Climatecars was founded in 2007 by Nicko Williamson, a University of Bristol graduate. Williamson studied the market and worked for an existing car service before starting his company.

Like other private car services, Climatecars were booked online or over the telephone, usually charged fixed prices, and could not use bus lanes. Drivers were required to pass a less stringent test than taxi drivers.

In 2011, the company raised £200,000 from Clydesdale bank and used the money to expand its fleet of vehicles. That year Williamson was voted Ernst & Young Entrepreneur of The Year, received a BusinessGreen Leader Award, and was also awarded the Young Entrepreneur of the Year award at the Fast Growth Business Awards Ceremony.

In 2013, Sam Cropper was appointed CEO of Climatecars. At that time the company was operating about 100 vehicles. In 2015, Climatecars was acquired by car service company Addison Lee, as a way of expanding its fleet while reducing average emission rates. At the time of its acquisition, Climatecars had 115 vehicles.

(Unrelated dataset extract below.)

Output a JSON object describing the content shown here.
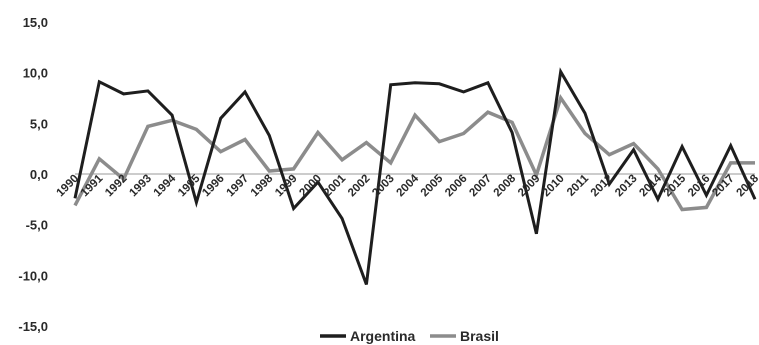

== Technology and environment ==

Climatecars used hybrid and fully electric cars to keep emissions to a minimum. Their fleet was made up primarily of the Toyota Prius hybrid plus some fully electric Renault Fluence vehicles. Climatecars emissions from the Prius were 89 g/km and the Fluence were 71g/km (when charged off the UK grid), which was less than the 233 g/km of the latest Black Taxi (LTI TX4) in 2015.